PROJECT SUMMARY/ABSTRACT:
The polycomb repressive complex 2 (PRC2) complex establishes and maintains di- and tri-methylation of the
histone H3 at lysine 27 (H3K27me2/3) in the genome and regulates chromatin structure, transcription, cellular
stemness and differentiation. PRC2 is a context-dependent tumor suppressor whose core components (e.g.,
EZH2, EED, or SUZ12) are inactivated in various cancer types. Among these, high-grade malignant peripheral
nerve sheath tumor (MPNST), an aggressive soft tissue sarcoma with no effective therapies, has a high
prevalence (=80%) of biallelic inactivation of EED or SUZ12, leading to complete loss of the PRC2 function.
PRC2 loss in cancer results in aberrant transcriptional activation of developmentally silenced master regulators,
which leads to enhanced cellular plasticity and aberrant activation of multiple signaling pathways. We recently
uncovered that PRC2 loss in cancer leads to an immune-desert tumor microenvironment and resistance to
immune checkpoint blockade. Nevertheless, we observed that, in murine models of PRC2-loss MPNST and
mammary tumors, response to immunotherapy can be enhanced by infection with immunogenic virus, which
activates double-stranded RNA (dsRNA) signaling responses. Moreover, we have identified and validated a
lethal interaction between PRC2 loss and DNA methyltransferase 1 (DNMT1) knockdown in MPNST. In vitro and
in vivo treatment with a demethylating agent (decitabine) or selective DNMT1 inhibitors (GSK862, GSK032) led
to enhanced cytotoxicity and antitumor effects in PRC2-loss compared to PRC2 wild-type (wt) MPNST models.

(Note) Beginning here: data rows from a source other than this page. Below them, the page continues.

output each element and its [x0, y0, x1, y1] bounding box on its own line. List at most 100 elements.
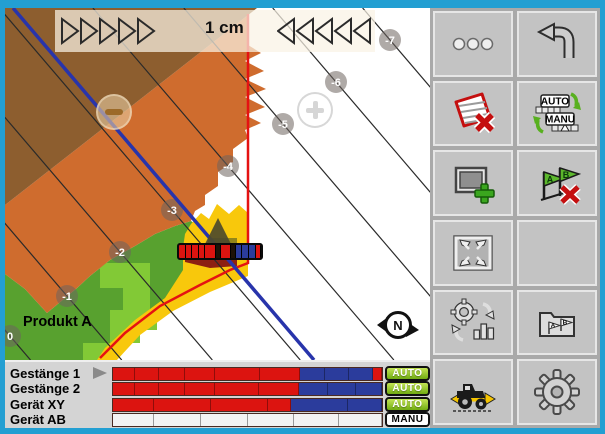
boom-section: [230, 245, 236, 258]
mode-badge[interactable]: AUTO: [385, 366, 430, 381]
more-options-button[interactable]: [433, 11, 513, 77]
mode-badge[interactable]: MANU: [385, 412, 430, 427]
product-label: Produkt A: [23, 314, 92, 330]
scale-bar: 1 cm: [55, 10, 375, 52]
ab-guidance-line: [11, 8, 316, 360]
section-segment: [268, 398, 291, 411]
section-bar: [112, 397, 383, 412]
device-label: Gerät AB: [10, 412, 66, 427]
boom-section: [248, 245, 257, 258]
section-segment: [291, 398, 348, 411]
status-row: Gestänge 1 AUTO: [5, 366, 430, 381]
svg-text:-2: -2: [115, 247, 125, 259]
implement-boom: [177, 243, 263, 260]
field-delete-icon: [454, 92, 496, 134]
switch-view-button[interactable]: [433, 289, 513, 356]
section-segment: [248, 414, 294, 426]
section-segment: [260, 368, 300, 380]
section-segment: [135, 368, 159, 380]
section-bar: [112, 367, 383, 381]
flag-b-label: B: [563, 170, 570, 180]
section-segment: [154, 414, 201, 426]
section-segment: [135, 383, 159, 395]
flag-a-label: A: [551, 323, 556, 330]
boom-section: [216, 245, 222, 258]
auto-manu-toggle-button[interactable]: AUTO MANU: [517, 80, 597, 147]
back-arrow-icon: [536, 22, 575, 58]
shift-right-arrows-icon[interactable]: [61, 17, 157, 45]
boom-section: [221, 245, 231, 258]
section-segment: [154, 398, 211, 411]
section-segment: [185, 383, 215, 395]
section-segment: [215, 383, 259, 395]
section-segment: [201, 414, 248, 426]
back-button[interactable]: [517, 11, 597, 77]
gear-icon: [534, 369, 580, 416]
section-segment: [113, 398, 154, 411]
softkey-panel: AUTO MANU A B: [430, 8, 600, 428]
section-segment: [113, 368, 135, 380]
section-bar: [112, 413, 383, 427]
zoom-in-button[interactable]: [297, 92, 333, 128]
svg-text:0: 0: [7, 331, 13, 343]
section-segment: [159, 368, 185, 380]
auto-manu-icon: AUTO MANU: [533, 92, 581, 135]
field-boundary-red: [99, 14, 250, 359]
delete-ab-line-button[interactable]: A B: [517, 150, 597, 216]
boom-section: [198, 245, 205, 258]
section-segment: [325, 368, 349, 380]
section-segment: [259, 383, 299, 395]
section-segment: [373, 368, 382, 380]
shift-left-arrows-icon[interactable]: [277, 17, 373, 45]
status-row: Gerät XY AUTO: [5, 396, 430, 412]
settings-button[interactable]: [517, 359, 597, 425]
fullscreen-button[interactable]: [433, 219, 513, 286]
boom-section: [185, 245, 192, 258]
section-segment: [185, 368, 215, 380]
section-segment: [159, 383, 185, 395]
device-label: Gestänge 1: [10, 366, 81, 381]
device-label: Gerät XY: [10, 396, 65, 412]
section-segment: [299, 383, 328, 395]
delete-coverage-button[interactable]: [433, 80, 513, 147]
section-segment: [113, 383, 135, 395]
auto-label: AUTO: [541, 97, 569, 108]
section-segment: [328, 383, 356, 395]
boom-section: [192, 245, 199, 258]
svg-text:-7: -7: [385, 35, 395, 47]
section-segment: [300, 368, 325, 380]
mode-badge[interactable]: AUTO: [385, 396, 430, 412]
section-segment: [294, 414, 339, 426]
zoom-out-button[interactable]: [96, 94, 132, 130]
load-ab-lines-button[interactable]: A B: [517, 289, 597, 356]
folder-ab-icon: A B: [539, 312, 575, 338]
coverage-orange: [5, 8, 266, 313]
coverage-light-green: [100, 263, 150, 310]
minus-icon: [105, 109, 123, 115]
section-bar: [112, 382, 383, 396]
svg-text:-5: -5: [278, 119, 288, 131]
flag-a-label: A: [547, 175, 554, 185]
ab-flags-delete-icon: A B: [540, 167, 581, 206]
dots-icon: [452, 37, 494, 51]
boom-section: [256, 245, 261, 258]
svg-text:-3: -3: [167, 205, 177, 217]
driving-direction-button[interactable]: [433, 359, 513, 425]
device-label: Gestänge 2: [10, 381, 81, 396]
new-view-button[interactable]: [433, 150, 513, 216]
mode-badge[interactable]: AUTO: [385, 381, 430, 396]
boom-section: [205, 245, 217, 258]
boom-section: [179, 245, 186, 258]
section-segment: [349, 368, 373, 380]
svg-text:-1: -1: [62, 291, 72, 303]
flag-b-label: B: [563, 320, 568, 327]
svg-text:-6: -6: [331, 77, 341, 89]
section-segment: [215, 368, 260, 380]
guidance-map[interactable]: 0 -1 -2 -3 -4 -5 -6 -7 1 cm Produkt A N: [5, 8, 430, 360]
vehicle-icon: [204, 218, 232, 246]
section-segment: [113, 414, 154, 426]
compass-north-icon: N: [377, 311, 419, 339]
scale-label: 1 cm: [205, 18, 244, 37]
status-row: Gestänge 2 AUTO: [5, 381, 430, 396]
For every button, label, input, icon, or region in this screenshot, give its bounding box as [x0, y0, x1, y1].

Mechanistically, DNMT inhibitor (DNMTi) treatment in the PRC2-loss context amplified the expression of
endogenous retrotransposons and subsequently led to activation of innate immune responses, which could be
explained by retrotransposons forming dsRNA and triggering cytotoxicity via PKR-dependent dsRNA sensing.
we hypothesize that PRC2 loss in cancer may create therapeutic opportunities for agents (e.g., DNMTi, synthetic
dsRNA, immunogenic viruses) that activate the dsRNA signaling pathways in tumor cells to induce cytotoxicity
and enhance immunogenicity. Here, we propose integrative multi-omics analysis (e.g., transcriptome,
epigenome, single-cell [sc]RNA-seq and scATAC-seq) and innovative approaches (e.g., novel immunogenic
viruses, a novel lineage-tracking system) to evaluate novel therapeutic strategies and their mechanisms of
activating dsRNA responses and anti-tumor effects in relevant PRC2-loss cancers, focusing on specific aims:
(1) dissect the molecular mechanisms that underlie the selective sensitivity to DNMTi in different PRC2-loss
cancers; (2) evaluate exogenous dsRNAs as a strategy to induce cytotoxicity in PRC2-loss tumors; and (3)
evaluate novel therapeutic strategies of activating dsRNA-responses in relevant cancer models. These studies
will generate insights into exploiting dsRNA-sensing and activation of innate immune responses as therapeutic
strategies in PRC2-loss cancers and provide the pivotal preclinical data for biomarker-driven clinical trials.